Chemical synthesis could produce more potent antibiotics
Using a novel type of chemical reaction, MIT researchers have shown that they can modify antibiotics in a way that could potentially make them more effective against drug-resistant infections.
By chemically linking the antibiotic vancomycin to an antimicrobial peptide, the researchers were able to dramatically enhance the drug’s effectiveness against two strains of drug-resistant bacteria. This kind of modification is simple to perform and could be used to create additional combinations of antibiotics and peptides, the researchers say.

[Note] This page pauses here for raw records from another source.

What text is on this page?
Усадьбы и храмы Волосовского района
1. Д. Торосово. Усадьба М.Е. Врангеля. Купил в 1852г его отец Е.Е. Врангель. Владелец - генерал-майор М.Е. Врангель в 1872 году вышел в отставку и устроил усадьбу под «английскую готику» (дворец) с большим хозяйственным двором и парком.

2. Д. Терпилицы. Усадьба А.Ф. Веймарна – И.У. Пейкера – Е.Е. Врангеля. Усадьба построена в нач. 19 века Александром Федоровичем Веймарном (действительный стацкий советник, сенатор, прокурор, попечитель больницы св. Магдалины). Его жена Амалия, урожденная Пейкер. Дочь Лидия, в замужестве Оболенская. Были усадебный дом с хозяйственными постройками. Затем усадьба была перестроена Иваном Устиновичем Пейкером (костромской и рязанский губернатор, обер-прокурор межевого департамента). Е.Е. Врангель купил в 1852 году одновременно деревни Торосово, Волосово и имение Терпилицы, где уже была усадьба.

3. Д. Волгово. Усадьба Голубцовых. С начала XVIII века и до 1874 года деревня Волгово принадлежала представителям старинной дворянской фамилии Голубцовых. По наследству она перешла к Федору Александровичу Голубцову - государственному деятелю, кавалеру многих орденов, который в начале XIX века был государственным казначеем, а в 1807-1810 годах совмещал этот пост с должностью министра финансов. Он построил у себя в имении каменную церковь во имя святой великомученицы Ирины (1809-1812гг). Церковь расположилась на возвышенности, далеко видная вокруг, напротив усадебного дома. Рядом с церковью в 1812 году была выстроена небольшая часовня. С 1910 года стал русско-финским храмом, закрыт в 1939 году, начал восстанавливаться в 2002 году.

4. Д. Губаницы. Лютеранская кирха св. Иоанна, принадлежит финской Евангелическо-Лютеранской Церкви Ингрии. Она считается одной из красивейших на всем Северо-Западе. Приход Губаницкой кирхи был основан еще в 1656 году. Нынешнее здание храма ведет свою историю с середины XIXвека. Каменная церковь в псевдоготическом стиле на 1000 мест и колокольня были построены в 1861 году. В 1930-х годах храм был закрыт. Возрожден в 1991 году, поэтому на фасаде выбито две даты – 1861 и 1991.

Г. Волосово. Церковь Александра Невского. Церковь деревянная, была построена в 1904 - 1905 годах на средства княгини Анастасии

“Typically, a lot of steps would be needed to get vancomycin in a form that would allow you to attach it to something else, but we don’t have to do anything to the drug,” says Brad Pentelute, an MIT associate professor of chemistry and the study’s senior author. “We just mix them together and we get a conjugation reaction.”
This strategy could also be used to modify other types of drugs, including cancer drugs, Pentelute says. Attaching such drugs to an antibody or another targeting protein could make it easier for the drugs to reach their intended destinations.
Pentelute’s lab worked with Stephen Buchwald, the Camille Dreyfus Professor of Chemistry at MIT; Scott Miller, a professor of chemistry at Yale University; and researchers at Visterra, a local biotech company, on the paper, which appears in the Nov. 5 issue of Nature Chemistry. The paper’s lead authors are former MIT postdoc Daniel Cohen, MIT postdoc Chi Zhang, and MIT graduate student Colin Fadzen.
A simple reaction
Several years ago, Cohen made the serendipitous discovery that an amino acid called selenocysteine can spontaneously react with complex natural compounds without the need for a metal catalyst. Cohen found that when he mixed electron-deficient selenocysteine with the antibiotic vancomycin, the selenocysteine attached itself to a particular spot — an electron-rich ring of carbon atoms within the vancomycin molecule.
This led the researchers to try using selenocysteine as a “handle” that could be used to link peptides and small-molecule drugs. They incorporated selenocysteine into naturally occurring antimicrobial peptides — small proteins that most organisms produce as part of their immune defenses. Selenocysteine, a naturally occurring amino acid that includes an atom of selenium, is not as common as the other 20 amino acids but is found in a handful of enzymes in humans and other organisms.
The researchers found that not only were these peptides able to link up with vancomycin, but the chemical bonds consistently occurred at the same location, so all of the resulting molecules were identical. Creating such a pure product is difficult with existing methods for linking complex molecules. Furthermore, doing this kind of reaction with previously existing methods would likely require 10 to 15 steps just to chemically modify vancomycin in a way that would allow it to react with a peptide, the researchers say.